In the appendix of Serre and Tate "Good Reduction of Abelian Varieties" [Annals of Mathematics 88 (1968), 492-517], the authors make the following conjectures.
Suppose that $X$ is a smooth proper variety over a local field (which does not necessarily have good reduction). Write $\rho_\ell$ for the Galois representation given by $H^n_{et}(X, \mathbb{Z}_\ell)$, for some prime $\ell$ not equal to the residue characteristic. Suppose the residue field is finite. Then Serre and Tate conjectured:
(1) The restriction of $\operatorname{Tr} \rho_\ell$ to the inertia subgroup is locally constant, takes values in $\mathbb{Z}$, and is independent of $\ell$.
(2) The characteristic polynomial of $\rho_\ell(\pi)$ has rational coefficients independent of $\ell$, and that its roots have absolute value $q^{-k/2}$ for some $0 \leq k \leq 2n$. (For any choice of $\pi$ of Frobenius element in the Galois group; here, $q$ is the cardinality of the residue field.)

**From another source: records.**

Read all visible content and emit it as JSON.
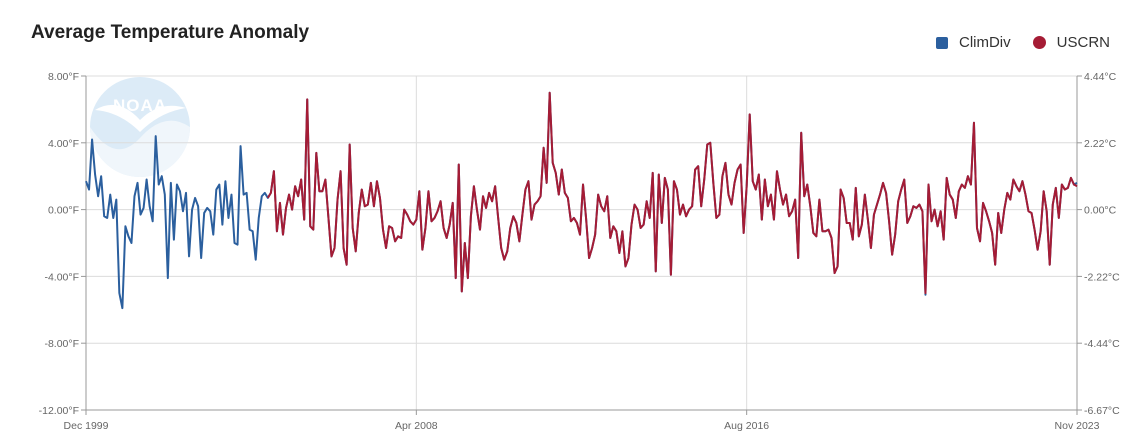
{
  "chart_data": {
    "type": "line",
    "title": "Average Temperature Anomaly",
    "x_start": "Dec 1999",
    "x_end": "Nov 2023",
    "x_tick_labels": [
      "Dec 1999",
      "Apr 2008",
      "Aug 2016",
      "Nov 2023"
    ],
    "y_left_ticks": [
      "8.00°F",
      "4.00°F",
      "0.00°F",
      "-4.00°F",
      "-8.00°F",
      "-12.00°F"
    ],
    "y_left_values": [
      8,
      4,
      0,
      -4,
      -8,
      -12
    ],
    "y_right_ticks": [
      "4.44°C",
      "2.22°C",
      "0.00°C",
      "-2.22°C",
      "-4.44°C",
      "-6.67°C"
    ],
    "ylim": [
      -12,
      8
    ],
    "ylabel": "",
    "xlabel": "",
    "grid": true,
    "legend_position": "top-right",
    "series": [
      {
        "name": "ClimDiv",
        "color": "#2b5f9e",
        "marker": "square",
        "start_index": 0,
        "values": [
          1.7,
          1.2,
          4.2,
          2.1,
          0.8,
          2.0,
          -0.4,
          -0.5,
          0.9,
          -0.5,
          0.6,
          -5.0,
          -5.9,
          -1.0,
          -1.6,
          -2.0,
          0.8,
          1.6,
          -0.3,
          0.1,
          1.8,
          0.2,
          -0.7,
          4.4,
          1.5,
          2.0,
          0.9,
          -4.1,
          1.6,
          -1.8,
          1.5,
          1.1,
          -0.1,
          1.0,
          -2.8,
          0.0,
          0.7,
          0.2,
          -2.9,
          -0.2,
          0.1,
          -0.1,
          -1.5,
          1.2,
          1.5,
          -0.9,
          1.7,
          -0.5,
          0.9,
          -2.0,
          -2.1,
          3.8,
          0.9,
          1.0,
          -1.2,
          -1.3,
          -3.0,
          -0.5,
          0.8,
          1.0,
          0.7,
          1.0,
          2.3,
          -1.3,
          0.4,
          -1.5,
          0.1,
          0.9,
          0.0,
          1.4,
          0.8,
          1.8,
          -0.6,
          6.6,
          -1.0,
          -1.2,
          3.4,
          1.1,
          1.1,
          1.8,
          -0.5,
          -2.8,
          -2.3,
          0.6,
          2.3,
          -2.3,
          -3.3,
          3.9,
          -1.1,
          -2.5,
          -0.2,
          1.2,
          0.2,
          0.3,
          1.6,
          0.2,
          1.7,
          0.7,
          -1.2,
          -2.3,
          -1.0,
          -1.1,
          -1.9,
          -1.6,
          -1.7,
          0.0,
          -0.3,
          -0.7,
          -0.9,
          -0.6,
          1.1,
          -2.4,
          -1.1,
          1.1,
          -0.7,
          -0.5,
          -0.1,
          0.5,
          -1.1,
          -1.7,
          -0.9,
          0.4,
          -4.1,
          2.7,
          -4.9,
          -2.0,
          -4.1,
          -0.4,
          1.4,
          0.0,
          -1.2,
          0.8,
          0.1,
          1.0,
          0.5,
          1.4,
          -0.5,
          -2.3,
          -3.0,
          -2.5,
          -1.1,
          -0.4,
          -0.8,
          -1.9,
          -0.3,
          1.2,
          1.7,
          -0.6,
          0.3,
          0.5,
          0.8,
          3.7,
          1.6,
          7.0,
          2.8,
          2.2,
          0.9,
          2.4,
          1.0,
          0.7,
          -0.7,
          -0.5,
          -0.8,
          -1.5,
          1.5,
          -0.5,
          -2.9,
          -2.3,
          -1.5,
          0.9,
          0.2,
          -0.1,
          0.8,
          -1.7,
          -1.0,
          -1.3,
          -2.6,
          -1.3,
          -3.4,
          -2.9,
          -0.9,
          0.3,
          0.0,
          -1.1,
          -0.9,
          0.5,
          -0.5,
          2.2,
          -3.7,
          2.1,
          -0.8,
          1.9,
          1.2,
          -3.9,
          1.7,
          1.2,
          -0.3,
          0.3,
          -0.4,
          0.0,
          0.2,
          2.4,
          2.6,
          0.2,
          1.8,
          3.9,
          4.0,
          1.6,
          -0.5,
          -0.3,
          2.0,
          2.8,
          0.9,
          0.3,
          1.6,
          2.4,
          2.7,
          -1.4,
          1.4,
          5.7,
          1.7,
          1.2,
          2.1,
          -0.6,
          1.8,
          0.2,
          0.9,
          -0.6,
          2.3,
          1.2,
          0.3,
          0.9,
          -0.4,
          -0.1,
          0.6,
          -2.9,
          4.6,
          0.8,
          1.5,
          0.2,
          -1.4,
          -1.6,
          0.6,
          -1.3,
          -1.3,
          -1.2,
          -1.7,
          -3.8,
          -3.4,
          1.2,
          0.7,
          -0.8,
          -0.8,
          -1.8,
          1.3,
          -1.6,
          -0.9,
          0.9,
          -0.6,
          -2.3,
          -0.3,
          0.3,
          0.9,
          1.6,
          1.0,
          -0.7,
          -2.7,
          -1.5,
          0.5,
          1.2,
          1.8,
          -0.8,
          -0.4,
          0.2,
          0.1,
          0.3,
          -0.1,
          -5.1,
          1.5,
          -0.7,
          0.0,
          -1.0,
          -0.1,
          -1.8,
          1.9,
          0.9,
          0.6,
          -0.5,
          1.1,
          1.5,
          1.3,
          2.0,
          1.5,
          5.2,
          -1.1,
          -1.9,
          0.4,
          -0.1,
          -0.7,
          -1.4,
          -3.3,
          -0.2,
          -1.4,
          0.0,
          1.0,
          0.6,
          1.8,
          1.4,
          1.1,
          1.7,
          0.9,
          -0.1,
          -0.2,
          -1.2,
          -2.4,
          -1.3,
          1.1,
          -0.1,
          -3.3,
          0.3,
          1.3,
          -0.5,
          1.5,
          1.2,
          1.3,
          1.9,
          1.5,
          1.6
        ]
      },
      {
        "name": "USCRN",
        "color": "#a51c35",
        "marker": "circle",
        "start_index": 60,
        "values": [
          0.7,
          1.0,
          2.3,
          -1.3,
          0.4,
          -1.5,
          0.1,
          0.9,
          0.0,
          1.4,
          0.8,
          1.8,
          -0.6,
          6.6,
          -1.0,
          -1.2,
          3.4,
          1.1,
          1.1,
          1.8,
          -0.5,
          -2.8,
          -2.3,
          0.6,
          2.3,
          -2.3,
          -3.3,
          3.9,
          -1.1,
          -2.5,
          -0.2,
          1.2,
          0.2,
          0.3,
          1.6,
          0.2,
          1.7,
          0.7,
          -1.2,
          -2.3,
          -1.0,
          -1.1,
          -1.9,
          -1.6,
          -1.7,
          0.0,
          -0.3,
          -0.7,
          -0.9,
          -0.6,
          1.1,
          -2.4,
          -1.1,
          1.1,
          -0.7,
          -0.5,
          -0.1,
          0.5,
          -1.1,
          -1.7,
          -0.9,
          0.4,
          -4.1,
          2.7,
          -4.9,
          -2.0,
          -4.1,
          -0.4,
          1.4,
          0.0,
          -1.2,
          0.8,
          0.1,
          1.0,
          0.5,
          1.4,
          -0.5,
          -2.3,
          -3.0,
          -2.5,
          -1.1,
          -0.4,
          -0.8,
          -1.9,
          -0.3,
          1.2,
          1.7,
          -0.6,
          0.3,
          0.5,
          0.8,
          3.7,
          1.6,
          7.0,
          2.8,
          2.2,
          0.9,
          2.4,
          1.0,
          0.7,
          -0.7,
          -0.5,
          -0.8,
          -1.5,
          1.5,
          -0.5,
          -2.9,
          -2.3,
          -1.5,
          0.9,
          0.2,
          -0.1,
          0.8,
          -1.7,
          -1.0,
          -1.3,
          -2.6,
          -1.3,
          -3.4,
          -2.9,
          -0.9,
          0.3,
          0.0,
          -1.1,
          -0.9,
          0.5,
          -0.5,
          2.2,
          -3.7,
          2.1,
          -0.8,
          1.9,
          1.2,
          -3.9,
          1.7,
          1.2,
          -0.3,
          0.3,
          -0.4,
          0.0,
          0.2,
          2.4,
          2.6,
          0.2,
          1.8,
          3.9,
          4.0,
          1.6,
          -0.5,
          -0.3,
          2.0,
          2.8,
          0.9,
          0.3,
          1.6,
          2.4,
          2.7,
          -1.4,
          1.4,
          5.7,
          1.7,
          1.2,
          2.1,
          -0.6,
          1.8,
          0.2,
          0.9,
          -0.6,
          2.3,
          1.2,
          0.3,
          0.9,
          -0.4,
          -0.1,
          0.6,
          -2.9,
          4.6,
          0.8,
          1.5,
          0.2,
          -1.4,
          -1.6,
          0.6,
          -1.3,
          -1.3,
          -1.2,
          -1.7,
          -3.8,
          -3.4,
          1.2,
          0.7,
          -0.8,
          -0.8,
          -1.8,
          1.3,
          -1.6,
          -0.9,
          0.9,
          -0.6,
          -2.3,
          -0.3,
          0.3,
          0.9,
          1.6,
          1.0,
          -0.7,
          -2.7,
          -1.5,
          0.5,
          1.2,
          1.8,
          -0.8,
          -0.4,
          0.2,
          0.1,
          0.3,
          -0.1,
          -5.0,
          1.5,
          -0.7,
          0.0,
          -1.0,
          -0.1,
          -1.8,
          1.9,
          0.9,
          0.6,
          -0.5,
          1.1,
          1.5,
          1.3,
          2.0,
          1.5,
          5.2,
          -1.1,
          -1.9,
          0.4,
          -0.1,
          -0.7,
          -1.4,
          -3.3,
          -0.2,
          -1.4,
          0.0,
          1.0,
          0.6,
          1.8,
          1.4,
          1.1,
          1.7,
          0.9,
          -0.1,
          -0.2,
          -1.2,
          -2.4,
          -1.3,
          1.1,
          -0.1,
          -3.3,
          0.3,
          1.3,
          -0.5,
          1.5,
          1.2,
          1.3,
          1.9,
          1.5,
          1.4
        ]
      }
    ]
  },
  "watermark": {
    "text": "NOAA",
    "colors": {
      "sky": "#d6e8f6",
      "wave": "#eef5fb",
      "bird": "#ffffff"
    }
  },
  "colors": {
    "grid": "#dcdcdc",
    "axis": "#999999",
    "tick_text": "#666666"
  }
}
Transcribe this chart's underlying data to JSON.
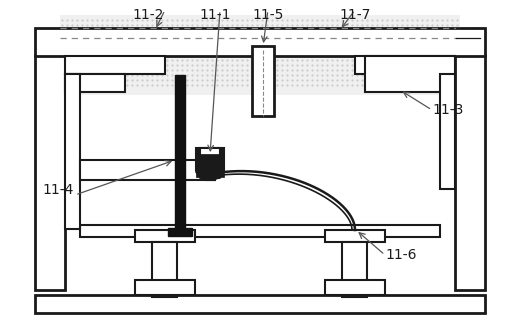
{
  "background_color": "#ffffff",
  "line_color": "#1a1a1a",
  "label_color": "#1a1a1a",
  "arrow_color": "#555555",
  "dashed_color": "#888888",
  "dotted_bg_color": "#e8e8e8",
  "font_size": 10
}
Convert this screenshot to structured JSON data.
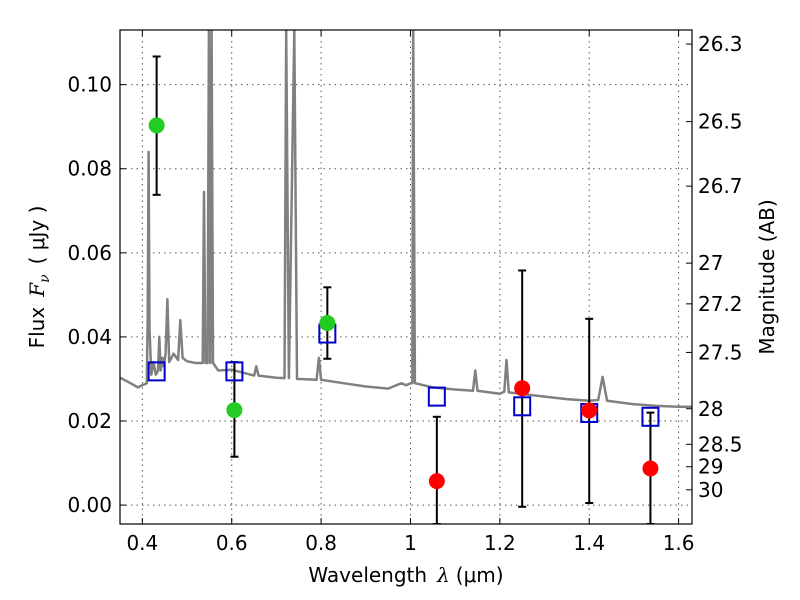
{
  "chart_data": {
    "type": "scatter",
    "xlabel_prefix": "Wavelength",
    "xlabel_unit": "(μm)",
    "ylabel_left_prefix": "Flux",
    "ylabel_left_unit": "( μJy )",
    "ylabel_right": "Magnitude (AB)",
    "xlim": [
      0.35,
      1.63
    ],
    "ylim": [
      -0.0045,
      0.113
    ],
    "x_ticks": [
      0.4,
      0.6,
      0.8,
      1.0,
      1.2,
      1.4,
      1.6
    ],
    "x_tick_labels": [
      "0.4",
      "0.6",
      "0.8",
      "1",
      "1.2",
      "1.4",
      "1.6"
    ],
    "y_ticks": [
      0.0,
      0.02,
      0.04,
      0.06,
      0.08,
      0.1
    ],
    "y_tick_labels": [
      "0.00",
      "0.02",
      "0.04",
      "0.06",
      "0.08",
      "0.10"
    ],
    "right_ticks": [
      {
        "label": "26.3",
        "mag": 26.3
      },
      {
        "label": "26.5",
        "mag": 26.5
      },
      {
        "label": "26.7",
        "mag": 26.7
      },
      {
        "label": "27",
        "mag": 27.0
      },
      {
        "label": "27.2",
        "mag": 27.2
      },
      {
        "label": "27.5",
        "mag": 27.5
      },
      {
        "label": "28",
        "mag": 28.0
      },
      {
        "label": "28.5",
        "mag": 28.5
      },
      {
        "label": "29",
        "mag": 29.0
      },
      {
        "label": "30",
        "mag": 30.0
      }
    ],
    "grid": true,
    "colors": {
      "spectrum": "#808080",
      "detection": "#22cc22",
      "upper": "#ff0000",
      "model": "#0000cc",
      "errorbar": "#000000"
    },
    "observed_points": [
      {
        "x": 0.432,
        "y": 0.0903,
        "err_low": 0.0738,
        "err_high": 0.1067,
        "kind": "detection"
      },
      {
        "x": 0.606,
        "y": 0.0226,
        "err_low": 0.0115,
        "err_high": 0.034,
        "kind": "detection"
      },
      {
        "x": 0.814,
        "y": 0.0433,
        "err_low": 0.0348,
        "err_high": 0.0518,
        "kind": "detection"
      },
      {
        "x": 1.059,
        "y": 0.0057,
        "err_low": -0.0045,
        "err_high": 0.021,
        "kind": "upper"
      },
      {
        "x": 1.25,
        "y": 0.0278,
        "err_low": -0.0004,
        "err_high": 0.0558,
        "kind": "upper"
      },
      {
        "x": 1.4,
        "y": 0.0225,
        "err_low": 0.0005,
        "err_high": 0.0443,
        "kind": "upper"
      },
      {
        "x": 1.537,
        "y": 0.0087,
        "err_low": -0.0045,
        "err_high": 0.022,
        "kind": "upper"
      }
    ],
    "model_points": [
      {
        "x": 0.432,
        "y": 0.0318
      },
      {
        "x": 0.606,
        "y": 0.0318
      },
      {
        "x": 0.814,
        "y": 0.0408
      },
      {
        "x": 1.059,
        "y": 0.0258
      },
      {
        "x": 1.25,
        "y": 0.0235
      },
      {
        "x": 1.4,
        "y": 0.0219
      },
      {
        "x": 1.537,
        "y": 0.021
      }
    ],
    "spectrum": [
      [
        0.35,
        0.0303
      ],
      [
        0.37,
        0.0292
      ],
      [
        0.39,
        0.028
      ],
      [
        0.4,
        0.0285
      ],
      [
        0.41,
        0.029
      ],
      [
        0.412,
        0.045
      ],
      [
        0.414,
        0.084
      ],
      [
        0.416,
        0.042
      ],
      [
        0.42,
        0.031
      ],
      [
        0.425,
        0.034
      ],
      [
        0.43,
        0.031
      ],
      [
        0.435,
        0.032
      ],
      [
        0.438,
        0.04
      ],
      [
        0.441,
        0.032
      ],
      [
        0.445,
        0.035
      ],
      [
        0.448,
        0.033
      ],
      [
        0.452,
        0.036
      ],
      [
        0.456,
        0.049
      ],
      [
        0.46,
        0.034
      ],
      [
        0.47,
        0.036
      ],
      [
        0.48,
        0.0345
      ],
      [
        0.485,
        0.044
      ],
      [
        0.49,
        0.035
      ],
      [
        0.5,
        0.0342
      ],
      [
        0.52,
        0.0338
      ],
      [
        0.535,
        0.0338
      ],
      [
        0.538,
        0.0745
      ],
      [
        0.541,
        0.0338
      ],
      [
        0.546,
        0.0338
      ],
      [
        0.549,
        0.113
      ],
      [
        0.552,
        0.0338
      ],
      [
        0.555,
        0.113
      ],
      [
        0.558,
        0.0338
      ],
      [
        0.57,
        0.032
      ],
      [
        0.6,
        0.0322
      ],
      [
        0.65,
        0.0308
      ],
      [
        0.655,
        0.033
      ],
      [
        0.66,
        0.0308
      ],
      [
        0.7,
        0.0303
      ],
      [
        0.718,
        0.0302
      ],
      [
        0.722,
        0.113
      ],
      [
        0.728,
        0.0302
      ],
      [
        0.74,
        0.113
      ],
      [
        0.746,
        0.03
      ],
      [
        0.75,
        0.03
      ],
      [
        0.79,
        0.0298
      ],
      [
        0.795,
        0.035
      ],
      [
        0.8,
        0.0298
      ],
      [
        0.85,
        0.029
      ],
      [
        0.9,
        0.0282
      ],
      [
        0.95,
        0.0277
      ],
      [
        0.98,
        0.029
      ],
      [
        0.99,
        0.0285
      ],
      [
        1.0,
        0.029
      ],
      [
        1.004,
        0.029
      ],
      [
        1.006,
        0.113
      ],
      [
        1.01,
        0.029
      ],
      [
        1.05,
        0.028
      ],
      [
        1.1,
        0.0275
      ],
      [
        1.14,
        0.0272
      ],
      [
        1.145,
        0.032
      ],
      [
        1.15,
        0.0272
      ],
      [
        1.2,
        0.0265
      ],
      [
        1.21,
        0.027
      ],
      [
        1.215,
        0.0345
      ],
      [
        1.22,
        0.0268
      ],
      [
        1.3,
        0.0258
      ],
      [
        1.35,
        0.0252
      ],
      [
        1.4,
        0.0248
      ],
      [
        1.42,
        0.025
      ],
      [
        1.43,
        0.0305
      ],
      [
        1.44,
        0.0248
      ],
      [
        1.5,
        0.024
      ],
      [
        1.55,
        0.0236
      ],
      [
        1.6,
        0.0234
      ],
      [
        1.63,
        0.0234
      ]
    ]
  }
}
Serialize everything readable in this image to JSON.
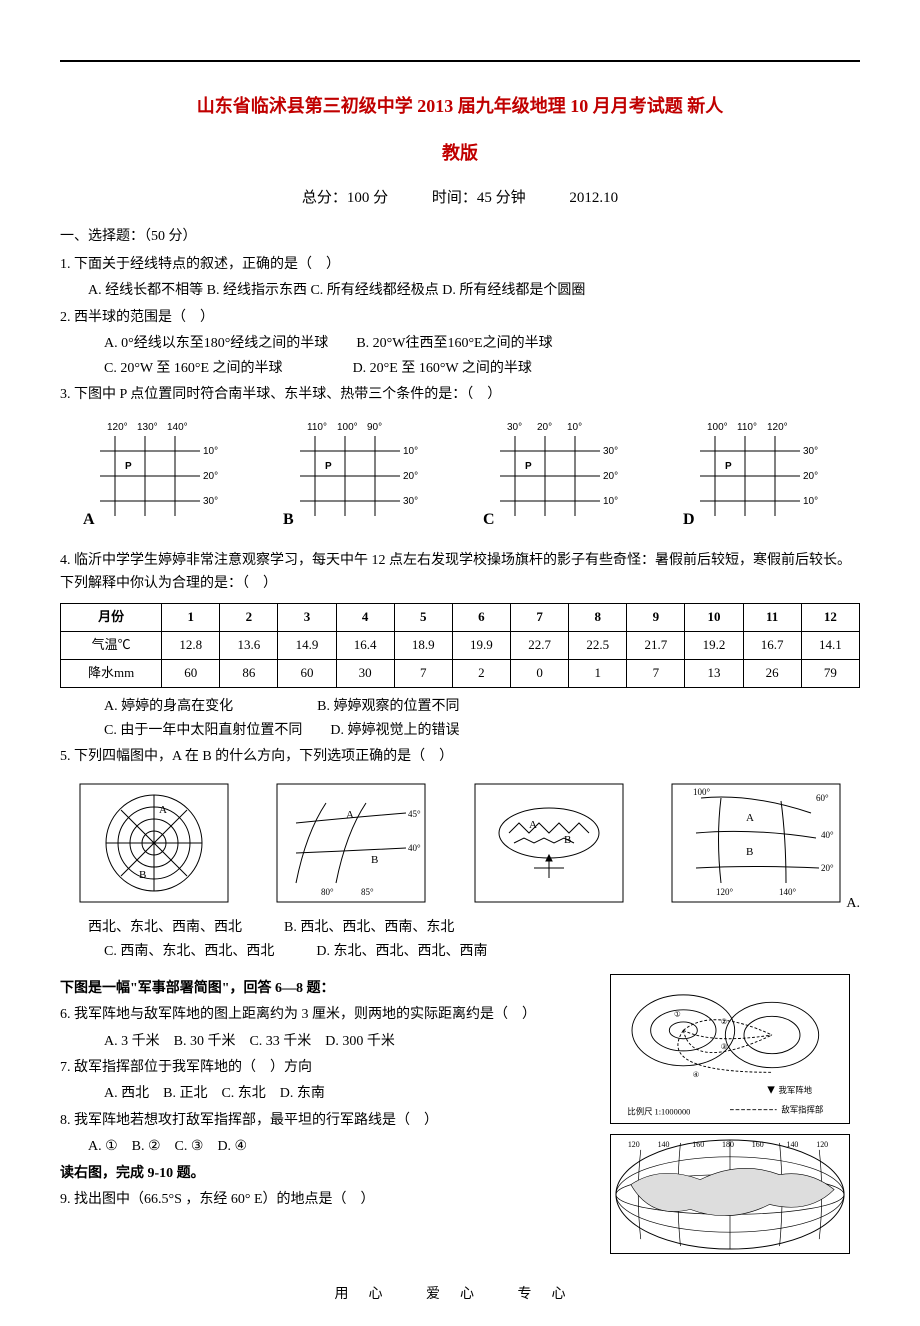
{
  "title_line1": "山东省临沭县第三初级中学 2013 届九年级地理 10 月月考试题 新人",
  "title_line2": "教版",
  "header": {
    "total": "总分：100 分",
    "time": "时间：45 分钟",
    "date": "2012.10"
  },
  "section1": "一、选择题：（50 分）",
  "q1": "1. 下面关于经线特点的叙述，正确的是（　）",
  "q1_opts": "A. 经线长都不相等  B. 经线指示东西 C. 所有经线都经极点  D. 所有经线都是个圆圈",
  "q2": "2. 西半球的范围是（　）",
  "q2_a": "A. 0°经线以东至180°经线之间的半球",
  "q2_b": "B. 20°W往西至160°E之间的半球",
  "q2_c": "C. 20°W 至 160°E 之间的半球",
  "q2_d": "D. 20°E 至 160°W 之间的半球",
  "q3": "3. 下图中 P 点位置同时符合南半球、东半球、热带三个条件的是：（　）",
  "fig3": {
    "panels": [
      {
        "label": "A",
        "top": [
          "120°",
          "130°",
          "140°"
        ],
        "right": [
          "10°",
          "20°",
          "30°"
        ]
      },
      {
        "label": "B",
        "top": [
          "110°",
          "100°",
          "90°"
        ],
        "right": [
          "10°",
          "20°",
          "30°"
        ]
      },
      {
        "label": "C",
        "top": [
          "30°",
          "20°",
          "10°"
        ],
        "right": [
          "30°",
          "20°",
          "10°"
        ]
      },
      {
        "label": "D",
        "top": [
          "100°",
          "110°",
          "120°"
        ],
        "right": [
          "30°",
          "20°",
          "10°"
        ]
      }
    ],
    "p_label": "P",
    "line_color": "#000",
    "bg": "#fff"
  },
  "q4": "4. 临沂中学学生婷婷非常注意观察学习，每天中午 12 点左右发现学校操场旗杆的影子有些奇怪：暑假前后较短，寒假前后较长。下列解释中你认为合理的是：（　）",
  "table": {
    "header": [
      "月份",
      "1",
      "2",
      "3",
      "4",
      "5",
      "6",
      "7",
      "8",
      "9",
      "10",
      "11",
      "12"
    ],
    "rows": [
      [
        "气温℃",
        "12.8",
        "13.6",
        "14.9",
        "16.4",
        "18.9",
        "19.9",
        "22.7",
        "22.5",
        "21.7",
        "19.2",
        "16.7",
        "14.1"
      ],
      [
        "降水mm",
        "60",
        "86",
        "60",
        "30",
        "7",
        "2",
        "0",
        "1",
        "7",
        "13",
        "26",
        "79"
      ]
    ],
    "border_color": "#000"
  },
  "q4_a": "A. 婷婷的身高在变化",
  "q4_b": "B. 婷婷观察的位置不同",
  "q4_c": "C. 由于一年中太阳直射位置不同",
  "q4_d": "D. 婷婷视觉上的错误",
  "q5": "5. 下列四幅图中，A 在 B 的什么方向，下列选项正确的是（　）",
  "maps": {
    "m1": {
      "labels": [
        "A",
        "B"
      ]
    },
    "m2": {
      "labels": [
        "A",
        "B"
      ],
      "lon": [
        "80°",
        "85°"
      ],
      "lat": [
        "45°",
        "40°"
      ]
    },
    "m3": {
      "labels": [
        "A",
        "B"
      ]
    },
    "m4": {
      "labels": [
        "A",
        "B"
      ],
      "lon": [
        "120°",
        "140°"
      ],
      "lat": [
        "60°",
        "40°",
        "20°"
      ],
      "extra": "100°"
    }
  },
  "q5_dangling": "A.",
  "q5_a": "西北、东北、西南、西北",
  "q5_b": "B. 西北、西北、西南、东北",
  "q5_c": "C. 西南、东北、西北、西北",
  "q5_d": "D. 东北、西北、西北、西南",
  "fig68_intro": "下图是一幅\"军事部署简图\"，回答 6—8 题：",
  "q6": "6. 我军阵地与敌军阵地的图上距离约为 3 厘米，则两地的实际距离约是（　）",
  "q6_opts": "A. 3 千米　B. 30 千米　C. 33 千米　D. 300 千米",
  "q7": "7. 敌军指挥部位于我军阵地的（　）方向",
  "q7_opts": "A. 西北　B. 正北　C. 东北　D. 东南",
  "q8": "8. 我军阵地若想攻打敌军指挥部，最平坦的行军路线是（　）",
  "q8_opts": "A. ①　B. ②　C. ③　D. ④",
  "fig68_scale": "比例尺 1:1000000",
  "fig68_legend1": "我军阵地",
  "fig68_legend2": "敌军指挥部",
  "fig910_intro": "读右图，完成 9-10 题。",
  "q9": "9. 找出图中（66.5°S ，东经 60° E）的地点是（　）",
  "globe_lons": [
    "120",
    "140",
    "160",
    "180",
    "160",
    "140",
    "120"
  ],
  "footer": "用心   爱心   专心"
}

Are these conjectures now proven, or are they still open? And if they are proven, what is a reference for this?
Best Answer
The article of Katz "review of $\ell$-adic cohomology" in Motives (PSPM 55, 1990) contains a good survey of the partial results in the direction of those conjectures that were known then. There hasn't been many progresses since.